In Ms Leyla Moghimi v Eliana Construction and Developing Group Pty Ltd. (U2015/2893)  FWC 4864. ROE, C. 23 JULY 2015, the applicant had migrated with her partner from their native Iran. Both obtained work with one employer. Both worked in an open plan office.
On returning from a short holiday to Iran to visit family, the applicant’s partner became violent and took away her possessions and evicted her from their family home.
The employer argued that the applicant had “resigned”, which was rejected by the FWC.
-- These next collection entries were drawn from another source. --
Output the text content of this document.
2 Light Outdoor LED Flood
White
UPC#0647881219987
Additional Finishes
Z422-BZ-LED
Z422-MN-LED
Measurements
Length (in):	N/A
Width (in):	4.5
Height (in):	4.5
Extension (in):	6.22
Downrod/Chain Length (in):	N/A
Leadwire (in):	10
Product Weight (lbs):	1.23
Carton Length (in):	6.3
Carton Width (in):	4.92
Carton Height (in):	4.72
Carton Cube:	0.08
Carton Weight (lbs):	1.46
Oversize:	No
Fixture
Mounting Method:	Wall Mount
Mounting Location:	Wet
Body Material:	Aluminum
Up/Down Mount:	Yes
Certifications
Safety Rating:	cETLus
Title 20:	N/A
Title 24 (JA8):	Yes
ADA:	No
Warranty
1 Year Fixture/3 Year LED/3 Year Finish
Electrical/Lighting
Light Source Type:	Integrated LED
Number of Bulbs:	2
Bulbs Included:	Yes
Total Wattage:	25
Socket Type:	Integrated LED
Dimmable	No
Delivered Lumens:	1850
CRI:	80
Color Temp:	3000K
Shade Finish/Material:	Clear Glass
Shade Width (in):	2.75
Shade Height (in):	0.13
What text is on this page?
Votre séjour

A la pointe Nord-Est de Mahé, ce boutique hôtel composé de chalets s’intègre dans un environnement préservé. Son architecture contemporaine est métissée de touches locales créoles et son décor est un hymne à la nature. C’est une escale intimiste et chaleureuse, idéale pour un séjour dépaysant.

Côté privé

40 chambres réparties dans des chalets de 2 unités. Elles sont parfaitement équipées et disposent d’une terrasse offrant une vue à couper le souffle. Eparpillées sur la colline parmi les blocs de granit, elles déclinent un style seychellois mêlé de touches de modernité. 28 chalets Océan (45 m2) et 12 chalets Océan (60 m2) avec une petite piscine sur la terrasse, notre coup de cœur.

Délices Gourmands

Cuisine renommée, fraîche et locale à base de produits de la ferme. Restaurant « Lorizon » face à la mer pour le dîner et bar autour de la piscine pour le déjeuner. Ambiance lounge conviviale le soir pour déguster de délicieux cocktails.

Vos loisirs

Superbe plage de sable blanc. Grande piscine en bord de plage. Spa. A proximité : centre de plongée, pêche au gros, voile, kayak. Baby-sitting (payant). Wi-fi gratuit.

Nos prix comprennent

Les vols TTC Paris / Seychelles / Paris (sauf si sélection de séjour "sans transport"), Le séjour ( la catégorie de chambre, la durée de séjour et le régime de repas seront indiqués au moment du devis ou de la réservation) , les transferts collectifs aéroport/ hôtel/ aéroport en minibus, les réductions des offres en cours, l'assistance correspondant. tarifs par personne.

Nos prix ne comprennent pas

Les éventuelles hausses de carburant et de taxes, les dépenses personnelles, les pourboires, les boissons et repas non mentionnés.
The FWC also found that the applicant was unfairly dismissed because, whilst offering the applicant the ability to work from home (which she was unable to do), the same offer was not put to the partner, and any event, the AVO provided for the applicant and her partner working in the same working space (subject to limitations) and the two had separate roles and were not required to interact in their daily working lives.
The FWC, in awarding the maximum six month’s compensation stated:
“I accept that there are limits to the extent to which an employer can be expected to accommodate the private lives of employees. Ultimately employees have to be capable of performing the inherent requirements of their jobs. When seeking to accommodate the reasonable needs of employees the impact on the business will be a consideration. However, I am satisfied that Eliana did not explore all available options and discuss these matters over a reasonable period of time with those affected.
“I am satisfied that the vulnerable position faced by Ms Moghimi as a relatively recent migrant who was facing a domestic violence situation made the termination particularly harsh.
“Taking all of these factors into account I have no hesitation in determining that Ms Moghimi was unfairly dismissed. The termination was harsh, unjust and unreasonable.”